Amazon Web Services(AWS)は、ソーシャルメディア向けライブ配信に対応したAI動画変換ツール「AWS Elemental Inference」を発表した。横長の動画を自動解析し、TikTokやInstagram Reels、YouTube Shorts向けの9:16の縦型動画へリアルタイムで最適化できるという。SiliconANGLEが24日(現地時間)に報じた。
従来、放送映像は横長フォーマットで制作されるケースが多い一方、ソーシャルメディアでは縦型表示が主流となっている。このため、クリエイターや配信事業者は別途編集作業を求められることが多かった。AWSは、同ツールによってリアルタイム変換を可能にし、編集にかかる時間を大幅に減らせるとしている。
「AWS Elemental Inference」は、映像内の人物を追跡し、重要な動きやアクションを強調したうえで、9:16比率の縦型動画へ自動変換する。主要シーンを捉えた縦型映像を、そのままソーシャルメディア向けに配信できるのが特徴だ。
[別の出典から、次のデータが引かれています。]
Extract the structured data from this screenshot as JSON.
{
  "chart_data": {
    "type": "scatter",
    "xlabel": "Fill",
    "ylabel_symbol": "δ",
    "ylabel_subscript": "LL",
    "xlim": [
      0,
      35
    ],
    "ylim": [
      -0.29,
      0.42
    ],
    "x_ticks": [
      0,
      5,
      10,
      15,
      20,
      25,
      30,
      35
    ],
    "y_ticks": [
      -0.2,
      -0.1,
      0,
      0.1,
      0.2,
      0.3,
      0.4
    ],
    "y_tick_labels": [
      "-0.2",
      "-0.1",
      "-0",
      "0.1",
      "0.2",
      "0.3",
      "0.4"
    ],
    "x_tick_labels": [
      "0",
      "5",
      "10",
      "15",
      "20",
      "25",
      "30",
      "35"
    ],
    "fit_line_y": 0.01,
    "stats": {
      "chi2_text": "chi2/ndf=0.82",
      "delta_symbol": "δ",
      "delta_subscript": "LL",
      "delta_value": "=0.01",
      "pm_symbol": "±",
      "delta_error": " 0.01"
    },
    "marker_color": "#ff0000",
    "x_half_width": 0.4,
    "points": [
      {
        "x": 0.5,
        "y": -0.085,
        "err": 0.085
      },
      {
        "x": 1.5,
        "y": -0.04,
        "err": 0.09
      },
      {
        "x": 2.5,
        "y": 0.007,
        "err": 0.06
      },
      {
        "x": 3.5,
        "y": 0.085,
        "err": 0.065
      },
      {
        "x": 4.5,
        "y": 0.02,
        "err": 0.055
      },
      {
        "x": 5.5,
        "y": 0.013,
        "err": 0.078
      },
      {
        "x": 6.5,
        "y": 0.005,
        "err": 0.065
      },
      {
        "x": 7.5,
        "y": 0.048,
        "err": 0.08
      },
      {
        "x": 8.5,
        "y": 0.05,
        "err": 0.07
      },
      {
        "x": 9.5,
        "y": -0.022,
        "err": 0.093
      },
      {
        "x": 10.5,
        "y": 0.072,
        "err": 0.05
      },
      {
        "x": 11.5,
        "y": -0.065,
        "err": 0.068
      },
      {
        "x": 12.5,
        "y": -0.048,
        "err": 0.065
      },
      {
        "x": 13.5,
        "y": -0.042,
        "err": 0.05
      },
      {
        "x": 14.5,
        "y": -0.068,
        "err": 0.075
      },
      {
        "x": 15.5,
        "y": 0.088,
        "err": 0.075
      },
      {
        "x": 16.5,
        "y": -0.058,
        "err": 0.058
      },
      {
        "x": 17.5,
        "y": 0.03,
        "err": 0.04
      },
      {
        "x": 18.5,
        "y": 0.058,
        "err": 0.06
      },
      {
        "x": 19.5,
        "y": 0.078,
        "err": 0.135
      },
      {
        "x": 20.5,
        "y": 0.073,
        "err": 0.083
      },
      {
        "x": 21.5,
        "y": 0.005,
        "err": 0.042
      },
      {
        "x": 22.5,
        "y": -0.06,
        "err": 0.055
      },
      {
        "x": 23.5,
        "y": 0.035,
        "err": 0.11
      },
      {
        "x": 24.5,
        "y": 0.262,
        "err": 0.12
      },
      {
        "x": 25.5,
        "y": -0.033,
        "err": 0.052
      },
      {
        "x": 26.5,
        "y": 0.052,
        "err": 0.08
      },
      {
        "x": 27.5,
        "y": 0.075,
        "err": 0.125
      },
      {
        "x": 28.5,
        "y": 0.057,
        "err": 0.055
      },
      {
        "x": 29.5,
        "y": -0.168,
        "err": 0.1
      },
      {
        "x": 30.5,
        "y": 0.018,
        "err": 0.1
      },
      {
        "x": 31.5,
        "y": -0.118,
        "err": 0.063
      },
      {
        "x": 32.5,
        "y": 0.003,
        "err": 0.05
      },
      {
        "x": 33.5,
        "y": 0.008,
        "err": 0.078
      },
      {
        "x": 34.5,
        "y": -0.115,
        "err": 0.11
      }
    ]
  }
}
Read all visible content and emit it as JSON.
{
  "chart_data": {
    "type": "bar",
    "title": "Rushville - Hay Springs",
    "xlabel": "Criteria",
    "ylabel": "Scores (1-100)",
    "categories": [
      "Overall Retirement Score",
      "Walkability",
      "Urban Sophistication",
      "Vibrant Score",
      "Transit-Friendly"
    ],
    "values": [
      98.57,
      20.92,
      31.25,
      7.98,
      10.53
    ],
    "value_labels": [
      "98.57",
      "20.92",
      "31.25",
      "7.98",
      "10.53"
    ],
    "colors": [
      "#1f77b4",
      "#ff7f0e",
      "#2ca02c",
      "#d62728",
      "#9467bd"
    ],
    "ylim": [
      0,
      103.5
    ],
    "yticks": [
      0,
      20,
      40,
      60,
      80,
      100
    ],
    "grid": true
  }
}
AWSによると、放送事業者やコンテンツ制作者は、既存の映像制作・配信基盤を変更することなく、AIによる最適化機能を導入できる。モデルはAWSのエンジニアが継続的に更新しており、AIに関する専門知識がなくても利用しやすいとしている。
また、リアルタイムでメタデータを解析し、主要シーンを自動検出する機能も備える。ハイライトクリップを即座に縦型フォーマットへ変換し、そのまま配信できるという。スポーツ分野では、タッチダウンやゴール、決定的なプレーを即時に検知し、ソーシャルメディアでの迅速な共有を支援するとしている。